新型コロナ、感染収束の見通し立たず 

 
医療関係者で構成する専門家会議では、感染拡大に対する危機感が示された=23日夜、県庁

 沖縄県は23、24日の両日、新型コロナウイルス対策を議論するため、医療関係者で構成する専門家会議と、経済団体が参加する経済対策関係団体会議を相次いで開催した。専門家会議で感染拡大への危機感が表明される一方、経済対策関係団体会議では出口戦略を議論する専門部会の設置を決めるなど、感染対策と経済の両立を目指す県の姿勢が示された。

 県内での新規感染者数は、24日も火曜日で過去最多を更新する750人となるなど、短期的に感染収束の見通しが立たない状況が続いている。専門家会議では、出席者から県内では医療崩壊に入っているという声も出た。

 また、入院者の増加を受けて「私たちの社会は『命の選別』をする状況を経験したことがない。これから入るかも知れない状況は、ガイドラインなどが、ほぼ存在しない。命の選別を現場がしなければならなくなった場合、それを彼らに担わせるのが心苦しい。これをどうするかがとても大事だ」との悲痛な声もあがった。

 専門家会議は、夏休み後の学校再開を容認する方針を示したが、藤田次郎座長は「(沖縄本島では)かつて経験したことのない数の方が入院している。社会全体の感染が子供たちにも影響する」とも強調した。

 9月12日までが期限となっている緊急事態宣言について、藤田座長は「この感染症は治るまで時間がかかる。現状で、1日仮に500人の患者が出ているときに緊急事態宣言を解除するのはあり得ない」と語った。

出口戦略を議論する専門部会設置へ

経済対策関係団体会議で県の方針を説明する照屋義実副知事=24日、県庁

 経済対策関係団体会議には17団体がオンラインで参加し、照屋義実副知事が県の方針などを説明した。会議では、新型コロナウイルスの収束後を見据え、新たに「経済再生出口戦略専門部会」の設置を決めた。
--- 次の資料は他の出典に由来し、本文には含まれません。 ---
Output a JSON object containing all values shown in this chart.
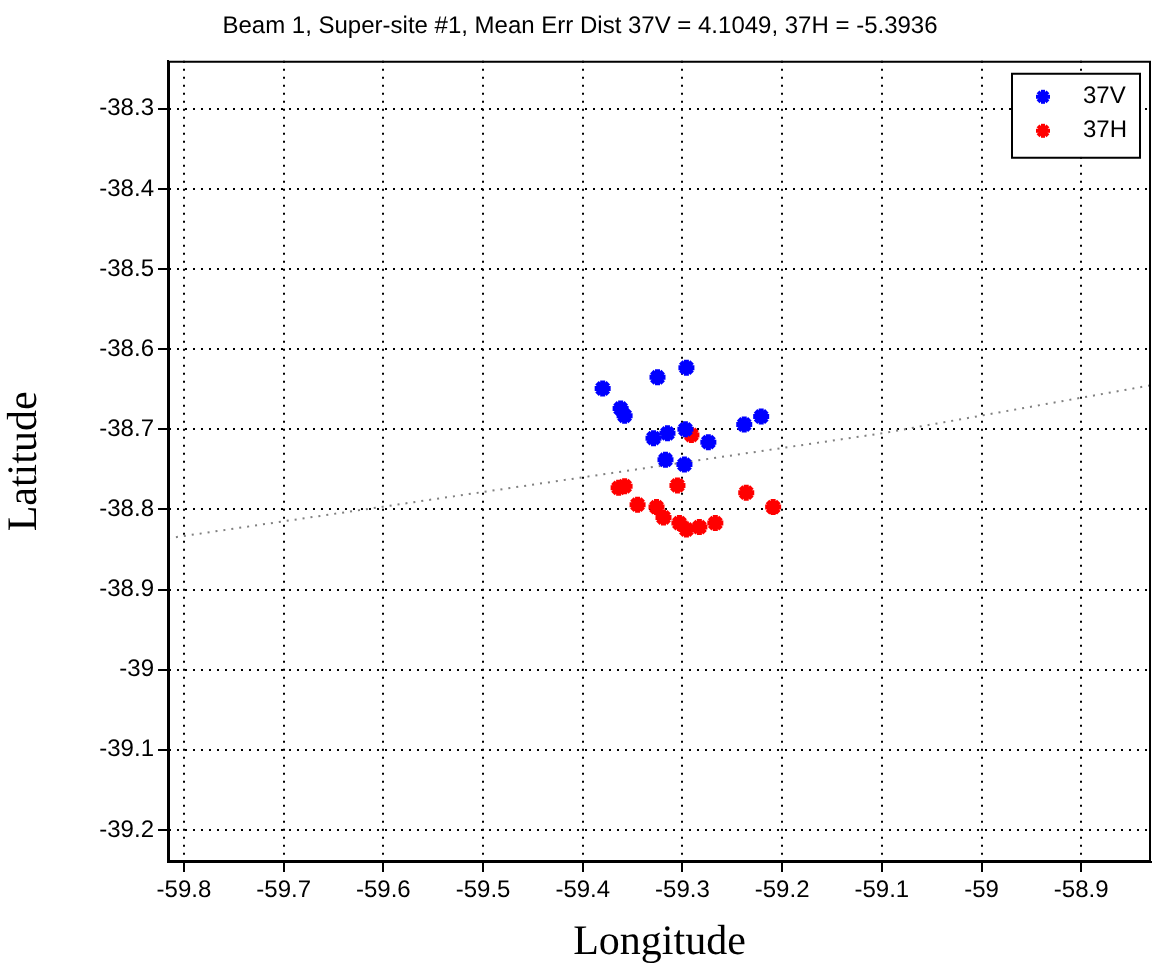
{
  "chart_data": {
    "type": "scatter",
    "title": "Beam 1, Super-site #1, Mean Err Dist 37V = 4.1049, 37H = -5.3936",
    "xlabel": "Longitude",
    "ylabel": "Latitude",
    "xlim": [
      -59.816,
      -58.83
    ],
    "xticks": [
      -59.8,
      -59.7,
      -59.6,
      -59.5,
      -59.4,
      -59.3,
      -59.2,
      -59.1,
      -59,
      -58.9
    ],
    "ylim": [
      -39.24,
      -38.24
    ],
    "yticks": [
      -39.2,
      -39.1,
      -39,
      -38.9,
      -38.8,
      -38.7,
      -38.6,
      -38.5,
      -38.4,
      -38.3
    ],
    "grid": true,
    "legend": "top right",
    "marker": "cross",
    "series": [
      {
        "name": "37V",
        "color": "#0000ff",
        "x": [
          -59.38,
          -59.325,
          -59.296,
          -59.362,
          -59.358,
          -59.329,
          -59.315,
          -59.297,
          -59.274,
          -59.317,
          -59.298,
          -59.238,
          -59.221
        ],
        "values": [
          -38.649,
          -38.635,
          -38.623,
          -38.674,
          -38.683,
          -38.711,
          -38.705,
          -38.7,
          -38.716,
          -38.738,
          -38.744,
          -38.694,
          -38.684
        ]
      },
      {
        "name": "37H",
        "color": "#ff0000",
        "x": [
          -59.291,
          -59.364,
          -59.358,
          -59.305,
          -59.345,
          -59.326,
          -59.319,
          -59.303,
          -59.296,
          -59.283,
          -59.267,
          -59.236,
          -59.209
        ],
        "values": [
          -38.707,
          -38.773,
          -38.771,
          -38.77,
          -38.794,
          -38.797,
          -38.81,
          -38.817,
          -38.825,
          -38.822,
          -38.817,
          -38.779,
          -38.797
        ]
      },
      {
        "type": "line",
        "color": "#808080",
        "line_style": "dotted",
        "marker": "none",
        "x": [
          -59.816,
          -59.428,
          -59.1,
          -58.83
        ],
        "values": [
          -38.836,
          -38.765,
          -38.705,
          -38.645
        ]
      }
    ]
  }
}
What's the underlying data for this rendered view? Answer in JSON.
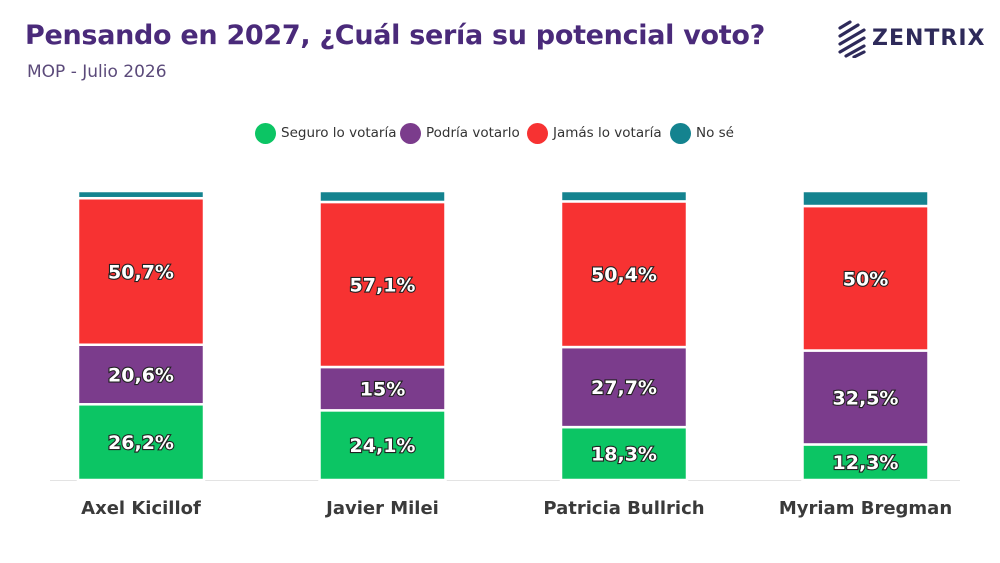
{
  "header": {
    "title": "Pensando en 2027, ¿Cuál sería su potencial voto?",
    "subtitle": "MOP - Julio 2026"
  },
  "logo": {
    "text": "ZENTRIX",
    "icon": "zentrix-logo-icon"
  },
  "colors": {
    "seguro": "#0cc564",
    "podria": "#7b3c8c",
    "jamas": "#f73232",
    "nose": "#14838f",
    "title": "#4a2a7a"
  },
  "chart_data": {
    "type": "bar",
    "stacked": true,
    "orientation": "vertical",
    "categories": [
      "Axel Kicillof",
      "Javier Milei",
      "Patricia Bullrich",
      "Myriam Bregman"
    ],
    "series": [
      {
        "name": "Seguro lo votaría",
        "values": [
          26.2,
          24.1,
          18.3,
          12.3
        ],
        "labels": [
          "26,2%",
          "24,1%",
          "18,3%",
          "12,3%"
        ]
      },
      {
        "name": "Podría votarlo",
        "values": [
          20.6,
          15,
          27.7,
          32.5
        ],
        "labels": [
          "20,6%",
          "15%",
          "27,7%",
          "32,5%"
        ]
      },
      {
        "name": "Jamás lo votaría",
        "values": [
          50.7,
          57.1,
          50.4,
          50
        ],
        "labels": [
          "50,7%",
          "57,1%",
          "50,4%",
          "50%"
        ]
      },
      {
        "name": "No sé",
        "values": [
          2.5,
          3.8,
          3.6,
          5.2
        ],
        "labels": [
          "",
          "",
          "",
          ""
        ]
      }
    ],
    "ylim": [
      0,
      100
    ],
    "legend_position": "top-center",
    "grid": false
  }
}
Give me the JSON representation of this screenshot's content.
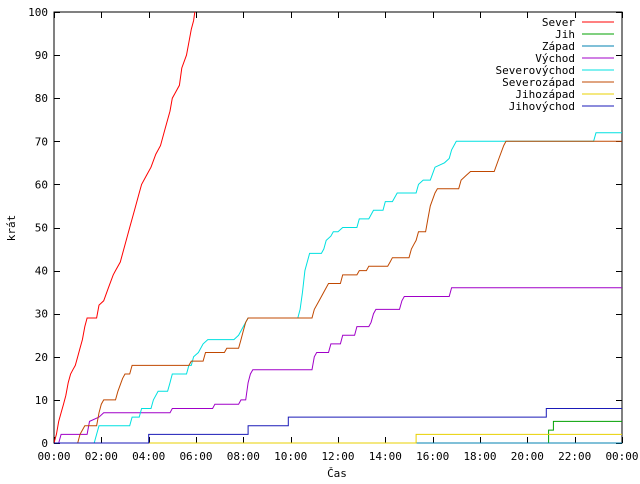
{
  "chart_data": {
    "type": "line",
    "title": "",
    "xlabel": "Čas",
    "ylabel": "krát",
    "ylim": [
      0,
      100
    ],
    "yticks": [
      0,
      10,
      20,
      30,
      40,
      50,
      60,
      70,
      80,
      90,
      100
    ],
    "xlim": [
      0,
      24
    ],
    "xtick_values": [
      0,
      2,
      4,
      6,
      8,
      10,
      12,
      14,
      16,
      18,
      20,
      22,
      24
    ],
    "xtick_labels": [
      "00:00",
      "02:00",
      "04:00",
      "06:00",
      "08:00",
      "10:00",
      "12:00",
      "14:00",
      "16:00",
      "18:00",
      "20:00",
      "22:00",
      "00:00"
    ],
    "grid": false,
    "legend_position": "top-right",
    "series": [
      {
        "name": "Sever",
        "color": "#ff0000",
        "points": [
          [
            0.0,
            0
          ],
          [
            0.1,
            2
          ],
          [
            0.2,
            5
          ],
          [
            0.3,
            7
          ],
          [
            0.4,
            9
          ],
          [
            0.5,
            11
          ],
          [
            0.6,
            14
          ],
          [
            0.7,
            16
          ],
          [
            0.8,
            17
          ],
          [
            0.9,
            18
          ],
          [
            1.0,
            20
          ],
          [
            1.1,
            22
          ],
          [
            1.2,
            24
          ],
          [
            1.3,
            27
          ],
          [
            1.4,
            29
          ],
          [
            1.8,
            29
          ],
          [
            1.9,
            32
          ],
          [
            2.1,
            33
          ],
          [
            2.3,
            36
          ],
          [
            2.5,
            39
          ],
          [
            2.6,
            40
          ],
          [
            2.8,
            42
          ],
          [
            3.0,
            46
          ],
          [
            3.2,
            50
          ],
          [
            3.4,
            54
          ],
          [
            3.6,
            58
          ],
          [
            3.7,
            60
          ],
          [
            3.9,
            62
          ],
          [
            4.1,
            64
          ],
          [
            4.3,
            67
          ],
          [
            4.5,
            69
          ],
          [
            4.7,
            73
          ],
          [
            4.9,
            77
          ],
          [
            5.0,
            80
          ],
          [
            5.1,
            81
          ],
          [
            5.3,
            83
          ],
          [
            5.4,
            87
          ],
          [
            5.6,
            90
          ],
          [
            5.7,
            93
          ],
          [
            5.8,
            96
          ],
          [
            5.9,
            98
          ],
          [
            5.95,
            100
          ]
        ]
      },
      {
        "name": "Jih",
        "color": "#00a000",
        "points": [
          [
            0.0,
            0
          ],
          [
            20.9,
            0
          ],
          [
            20.9,
            3
          ],
          [
            21.1,
            3
          ],
          [
            21.1,
            5
          ],
          [
            24.0,
            5
          ]
        ]
      },
      {
        "name": "Západ",
        "color": "#0080b0",
        "points": [
          [
            0.0,
            0
          ],
          [
            24.0,
            0
          ]
        ]
      },
      {
        "name": "Východ",
        "color": "#a000c8",
        "points": [
          [
            0.0,
            0
          ],
          [
            0.2,
            0
          ],
          [
            0.3,
            2
          ],
          [
            1.4,
            2
          ],
          [
            1.5,
            5
          ],
          [
            1.9,
            6
          ],
          [
            2.1,
            7
          ],
          [
            4.9,
            7
          ],
          [
            5.0,
            8
          ],
          [
            6.7,
            8
          ],
          [
            6.8,
            9
          ],
          [
            7.8,
            9
          ],
          [
            7.9,
            10
          ],
          [
            8.1,
            10
          ],
          [
            8.2,
            14
          ],
          [
            8.3,
            16
          ],
          [
            8.4,
            17
          ],
          [
            10.9,
            17
          ],
          [
            11.0,
            20
          ],
          [
            11.1,
            21
          ],
          [
            11.6,
            21
          ],
          [
            11.7,
            23
          ],
          [
            12.1,
            23
          ],
          [
            12.2,
            25
          ],
          [
            12.7,
            25
          ],
          [
            12.8,
            27
          ],
          [
            13.3,
            27
          ],
          [
            13.4,
            28
          ],
          [
            13.5,
            30
          ],
          [
            13.6,
            31
          ],
          [
            14.6,
            31
          ],
          [
            14.7,
            33
          ],
          [
            14.8,
            34
          ],
          [
            16.7,
            34
          ],
          [
            16.8,
            36
          ],
          [
            24.0,
            36
          ]
        ]
      },
      {
        "name": "Severovýchod",
        "color": "#00e0e0",
        "points": [
          [
            0.0,
            0
          ],
          [
            1.7,
            0
          ],
          [
            1.8,
            2
          ],
          [
            1.9,
            4
          ],
          [
            3.2,
            4
          ],
          [
            3.3,
            6
          ],
          [
            3.6,
            6
          ],
          [
            3.7,
            8
          ],
          [
            4.1,
            8
          ],
          [
            4.2,
            10
          ],
          [
            4.4,
            12
          ],
          [
            4.8,
            12
          ],
          [
            4.9,
            14
          ],
          [
            5.0,
            16
          ],
          [
            5.6,
            16
          ],
          [
            5.7,
            18
          ],
          [
            5.8,
            18
          ],
          [
            5.9,
            20
          ],
          [
            6.1,
            21
          ],
          [
            6.3,
            23
          ],
          [
            6.5,
            24
          ],
          [
            7.6,
            24
          ],
          [
            7.8,
            25
          ],
          [
            8.0,
            27
          ],
          [
            8.2,
            29
          ],
          [
            10.3,
            29
          ],
          [
            10.4,
            31
          ],
          [
            10.5,
            35
          ],
          [
            10.6,
            40
          ],
          [
            10.8,
            44
          ],
          [
            11.3,
            44
          ],
          [
            11.4,
            45
          ],
          [
            11.5,
            47
          ],
          [
            11.7,
            48
          ],
          [
            11.8,
            49
          ],
          [
            12.0,
            49
          ],
          [
            12.2,
            50
          ],
          [
            12.8,
            50
          ],
          [
            12.9,
            52
          ],
          [
            13.3,
            52
          ],
          [
            13.5,
            54
          ],
          [
            13.9,
            54
          ],
          [
            14.0,
            56
          ],
          [
            14.3,
            56
          ],
          [
            14.5,
            58
          ],
          [
            15.3,
            58
          ],
          [
            15.4,
            60
          ],
          [
            15.6,
            61
          ],
          [
            15.9,
            61
          ],
          [
            16.1,
            64
          ],
          [
            16.5,
            65
          ],
          [
            16.7,
            66
          ],
          [
            16.8,
            68
          ],
          [
            17.0,
            70
          ],
          [
            22.8,
            70
          ],
          [
            22.9,
            72
          ],
          [
            24.0,
            72
          ]
        ]
      },
      {
        "name": "Severozápad",
        "color": "#c04800",
        "points": [
          [
            0.0,
            0
          ],
          [
            1.0,
            0
          ],
          [
            1.1,
            2
          ],
          [
            1.3,
            4
          ],
          [
            1.8,
            4
          ],
          [
            1.9,
            7
          ],
          [
            2.0,
            9
          ],
          [
            2.1,
            10
          ],
          [
            2.6,
            10
          ],
          [
            2.7,
            12
          ],
          [
            2.9,
            15
          ],
          [
            3.0,
            16
          ],
          [
            3.2,
            16
          ],
          [
            3.3,
            18
          ],
          [
            5.7,
            18
          ],
          [
            5.8,
            19
          ],
          [
            6.3,
            19
          ],
          [
            6.4,
            21
          ],
          [
            7.2,
            21
          ],
          [
            7.3,
            22
          ],
          [
            7.8,
            22
          ],
          [
            7.9,
            24
          ],
          [
            8.0,
            26
          ],
          [
            8.1,
            28
          ],
          [
            8.2,
            29
          ],
          [
            10.9,
            29
          ],
          [
            11.0,
            31
          ],
          [
            11.2,
            33
          ],
          [
            11.4,
            35
          ],
          [
            11.6,
            37
          ],
          [
            12.1,
            37
          ],
          [
            12.2,
            39
          ],
          [
            12.8,
            39
          ],
          [
            12.9,
            40
          ],
          [
            13.2,
            40
          ],
          [
            13.3,
            41
          ],
          [
            14.1,
            41
          ],
          [
            14.2,
            42
          ],
          [
            14.3,
            43
          ],
          [
            15.0,
            43
          ],
          [
            15.1,
            45
          ],
          [
            15.2,
            46
          ],
          [
            15.3,
            47
          ],
          [
            15.4,
            49
          ],
          [
            15.7,
            49
          ],
          [
            15.8,
            52
          ],
          [
            15.9,
            55
          ],
          [
            16.1,
            58
          ],
          [
            16.2,
            59
          ],
          [
            17.1,
            59
          ],
          [
            17.2,
            61
          ],
          [
            17.4,
            62
          ],
          [
            17.6,
            63
          ],
          [
            18.6,
            63
          ],
          [
            18.8,
            66
          ],
          [
            19.0,
            69
          ],
          [
            19.1,
            70
          ],
          [
            24.0,
            70
          ]
        ]
      },
      {
        "name": "Jihozápad",
        "color": "#e8d000",
        "points": [
          [
            0.0,
            0
          ],
          [
            15.3,
            0
          ],
          [
            15.3,
            2
          ],
          [
            24.0,
            2
          ]
        ]
      },
      {
        "name": "Jihovýchod",
        "color": "#1a1ab8",
        "points": [
          [
            0.0,
            0
          ],
          [
            4.0,
            0
          ],
          [
            4.0,
            2
          ],
          [
            8.2,
            2
          ],
          [
            8.2,
            4
          ],
          [
            9.9,
            4
          ],
          [
            9.9,
            6
          ],
          [
            20.8,
            6
          ],
          [
            20.8,
            8
          ],
          [
            24.0,
            8
          ]
        ]
      }
    ]
  }
}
 同部会は、団体会議のメンバーから、経営者協会、商工会議所連合会、商工会連合会、工業連合会、沖縄経済同友会、沖縄観光コンベンションビューロー、JA中央会の7団体と、県から商工労働部と文化観光スポーツ部が参加する。

 24日の会議では、石垣市が独自で進める「新型コロナウイルスワクチン接種証明書」(ワクチンパスポート)などの創設を含めて、ワクチン接種を生かした経済対策への要望があったという。

 また、感染状況が落ち着いた際の対策として、県が定める感染防止対策の基準を満たしている店舗として認証を受けた店や、ワクチン接種者に対する特典を明示する必要があるとの意見も出た。

 県内では、1人の陽性者が何人に感染させるかを示す「実効再生産数」が沖縄本島で1.08と、前週から0.04ポイント低下したものの、引き続き感染が減少に転ずる「1を下回る状況」にはなっていない。緊急事態宣言が解除される見通しが立たない中で、医療界、経済界の苦闘が続いている。